Ekonomi muhabirlerinin kızgın bakışlarını hissediyordum. Üstelik öğleden sonra milli voleybolcuların da katılacağı bir toplantı vardı. Kafama takılan diğer soruları oraya sakladım. İlk toplantı bittikten sonra ekonomiden meslektaşlarım gitmesine rağmen müdürümden gelen emirle sefer görev emrim devam etti.
Öğleden sonraki toplantı daha büyük bir salonda daha büyük bir katılımla yapıldı. Gazetecilerin yanı sıra bazı sosyal medya fenomenleri de toplantıda arzı endam etmişti. Onları tanımamam beni cahilliğim diye düşündüm. Filenin Sultanları’nın yıldızları Eda Erdem Dündar, Gizem Örge ve Hande Baladın toplantıya son gelenlenderdi. Normal diye düşündüm. Assolistler son çıkarlardı. Antrenmanları olduğu için ilk gidenlerden olması biraz düş kırıklığı yaratsa da onlara hak verdim.

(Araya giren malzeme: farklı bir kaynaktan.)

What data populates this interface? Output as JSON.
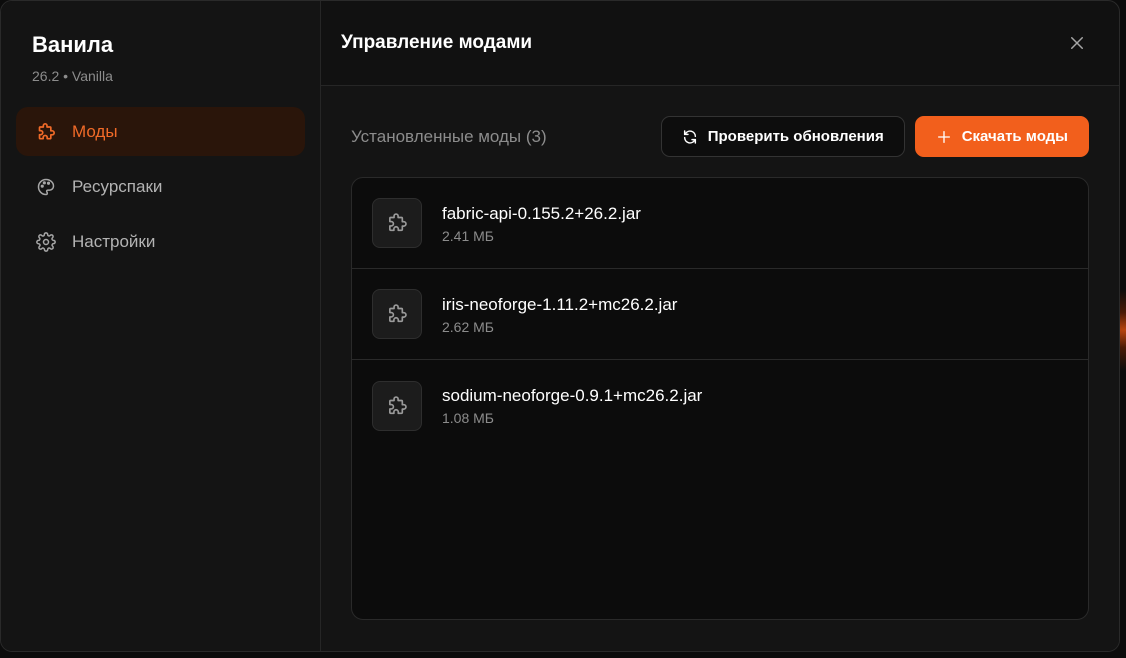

Beni sevindiren konuysa sabahı aksine Üstündağ’a spor konusundaki soruların sorulmasıydı. Başkan, erkek voleybol takımının hocasıyla haftaya cuma günü sözleşme imzalanacağını söyledi. Ancak isim konusunda ser verip sır vermedi. Voleyboldaki organizasyonları sayarak all-star yapmaya vakitleri olmadığından bahsetti.

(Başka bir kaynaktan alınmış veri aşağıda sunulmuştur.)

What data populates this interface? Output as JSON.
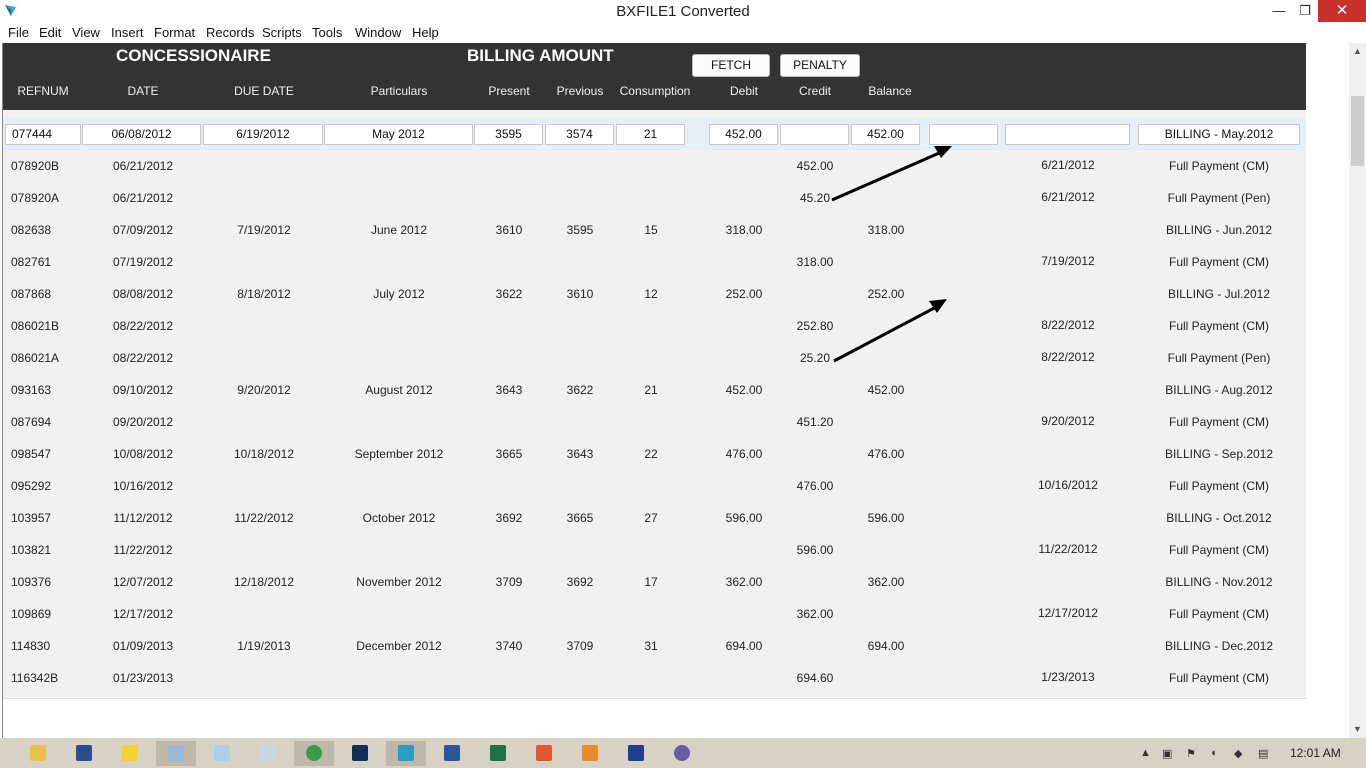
{
  "window": {
    "title": "BXFILE1 Converted",
    "min_glyph": "—",
    "max_glyph": "❐",
    "close_glyph": "✕"
  },
  "menu": [
    "File",
    "Edit",
    "View",
    "Insert",
    "Format",
    "Records",
    "Scripts",
    "Tools",
    "Window",
    "Help"
  ],
  "header": {
    "concessionaire": "CONCESSIONAIRE",
    "billing_amount": "BILLING AMOUNT",
    "fetch_label": "FETCH",
    "penalty_label": "PENALTY",
    "columns": [
      "REFNUM",
      "DATE",
      "DUE DATE",
      "Particulars",
      "Present",
      "Previous",
      "Consumption",
      "Debit",
      "Credit",
      "Balance"
    ]
  },
  "active_row": {
    "refnum": "077444",
    "date": "06/08/2012",
    "due_date": "6/19/2012",
    "particulars": "May 2012",
    "present": "3595",
    "previous": "3574",
    "consumption": "21",
    "debit": "452.00",
    "credit": "",
    "balance": "452.00",
    "extra1": "",
    "extra2": "",
    "description": "BILLING - May.2012"
  },
  "rows": [
    [
      "078920B",
      "06/21/2012",
      "",
      "",
      "",
      "",
      "",
      "",
      "452.00",
      "",
      "6/21/2012",
      "Full Payment (CM)"
    ],
    [
      "078920A",
      "06/21/2012",
      "",
      "",
      "",
      "",
      "",
      "",
      "45.20",
      "",
      "6/21/2012",
      "Full Payment (Pen)"
    ],
    [
      "082638",
      "07/09/2012",
      "7/19/2012",
      "June 2012",
      "3610",
      "3595",
      "15",
      "318.00",
      "",
      "318.00",
      "",
      "BILLING - Jun.2012"
    ],
    [
      "082761",
      "07/19/2012",
      "",
      "",
      "",
      "",
      "",
      "",
      "318.00",
      "",
      "7/19/2012",
      "Full Payment (CM)"
    ],
    [
      "087868",
      "08/08/2012",
      "8/18/2012",
      "July 2012",
      "3622",
      "3610",
      "12",
      "252.00",
      "",
      "252.00",
      "",
      "BILLING - Jul.2012"
    ],
    [
      "086021B",
      "08/22/2012",
      "",
      "",
      "",
      "",
      "",
      "",
      "252.80",
      "",
      "8/22/2012",
      "Full Payment (CM)"
    ],
    [
      "086021A",
      "08/22/2012",
      "",
      "",
      "",
      "",
      "",
      "",
      "25.20",
      "",
      "8/22/2012",
      "Full Payment (Pen)"
    ],
    [
      "093163",
      "09/10/2012",
      "9/20/2012",
      "August 2012",
      "3643",
      "3622",
      "21",
      "452.00",
      "",
      "452.00",
      "",
      "BILLING - Aug.2012"
    ],
    [
      "087694",
      "09/20/2012",
      "",
      "",
      "",
      "",
      "",
      "",
      "451.20",
      "",
      "9/20/2012",
      "Full Payment (CM)"
    ],
    [
      "098547",
      "10/08/2012",
      "10/18/2012",
      "September 2012",
      "3665",
      "3643",
      "22",
      "476.00",
      "",
      "476.00",
      "",
      "BILLING - Sep.2012"
    ],
    [
      "095292",
      "10/16/2012",
      "",
      "",
      "",
      "",
      "",
      "",
      "476.00",
      "",
      "10/16/2012",
      "Full Payment (CM)"
    ],
    [
      "103957",
      "11/12/2012",
      "11/22/2012",
      "October 2012",
      "3692",
      "3665",
      "27",
      "596.00",
      "",
      "596.00",
      "",
      "BILLING - Oct.2012"
    ],
    [
      "103821",
      "11/22/2012",
      "",
      "",
      "",
      "",
      "",
      "",
      "596.00",
      "",
      "11/22/2012",
      "Full Payment (CM)"
    ],
    [
      "109376",
      "12/07/2012",
      "12/18/2012",
      "November 2012",
      "3709",
      "3692",
      "17",
      "362.00",
      "",
      "362.00",
      "",
      "BILLING - Nov.2012"
    ],
    [
      "109869",
      "12/17/2012",
      "",
      "",
      "",
      "",
      "",
      "",
      "362.00",
      "",
      "12/17/2012",
      "Full Payment (CM)"
    ],
    [
      "114830",
      "01/09/2013",
      "1/19/2013",
      "December 2012",
      "3740",
      "3709",
      "31",
      "694.00",
      "",
      "694.00",
      "",
      "BILLING - Dec.2012"
    ],
    [
      "116342B",
      "01/23/2013",
      "",
      "",
      "",
      "",
      "",
      "",
      "694.60",
      "",
      "1/23/2013",
      "Full Payment (CM)"
    ]
  ],
  "taskbar": {
    "icons": [
      "file-explorer-icon",
      "app-icon",
      "pencil-icon",
      "app-icon",
      "notepad-icon",
      "calculator-icon",
      "chrome-icon",
      "photoshop-icon",
      "bxfile-icon",
      "word-icon",
      "excel-icon",
      "app-icon",
      "app-icon",
      "app-icon",
      "app-icon"
    ],
    "clock": "12:01 AM"
  }
}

Nihayet sabahleyin toplum baskısından soramadığım soru için fırsat geldi. ABD’de kurulan profesyonel voleybol ligi Türkiye’yi ve Avrupa’yı nasıl etkileyecekti? Üstündağ buna şu yanıtı verdi: “Bugün voleybolda Türkiye dünyada bir numara. Basketbol deyince Amerika bir numara. Ama voleybolun ligi yoktu, üniversite ligi vardı. Ancak onlar da artık Brezilya, Türkiye, Çin gibi kendi ligini oluşturmaya başladı. Biz de görüştüğümüzde kendi liglerini oluşturmaya başladıklarını ancak getirisi ve götürüsünü bir iki seneden önce göremeyeceklerini anlattılar. Bu arada Amerika üniversite eğitimi olarak dünyanın dört bir yanına çok büyük imkan sağlıyor. Aileler de hem eğitim hem spor hem lig olursa ligde oynasın diye düşünüyorlardı. ABD’li çoğu oyuncu İtalya ve Türkiye ağırlıklı oynuyorlardı. Ekonomik ve sosyal şartlar eşit olduğu sürece bu sporcular tercihini kendi ülkesinden yana kullanacaktır. Burada transfer pastasının düşeceğini düşünüyorum. Elit ve kaliteli oyuncuların çok akıllı ve erken davranılmadığı sürece transferde sıkıntı yaşanacağını düşünüyorum. Ancak lig olarak bizim geldiğimiz başarı noktasına gelirler mi, Ne kadar zamanda gelebilirler, onu da bilemiyorum. Çünkü Avrupa’yı kapsamıyor bildiğiniz gibi. Açıkçası ben de bekleyip görmek istiyorum.”
Neredeyse bütün günümü toplantıdan toplantıya geçerek bitirmiştim. Bunların bitmesiyle eve doğru yola çıktım. Kafamda voleybol maçlarının Sinan Erdem’de yapılması konusu vardı. Hemen salonun özelliklerine tekrar baktım. Başta Veledrome yani salon bisikleti için tasarlanan salonun tasarımı 2010 Dünya Basketbol Şampiyonası’nın Türkiye’ye alınmasıyla değişmişti. 23 Nisan 2010’da açılan 16 bin 500 kişilik salon bir çok önemli etkinliğe ev sahibi yapmıştı. Hem gazetecilerin hem de sokaktakilerin Filenin Sultanları’na gösterdiği ilgiyi hatırlayınca ‘Acaba kapasite az mı gelecek?’ diye düşündüm. Beni bu düşünceye sevk eden voleybol dünyasının fertlerine içimden bir kere daha teşekkür ettim.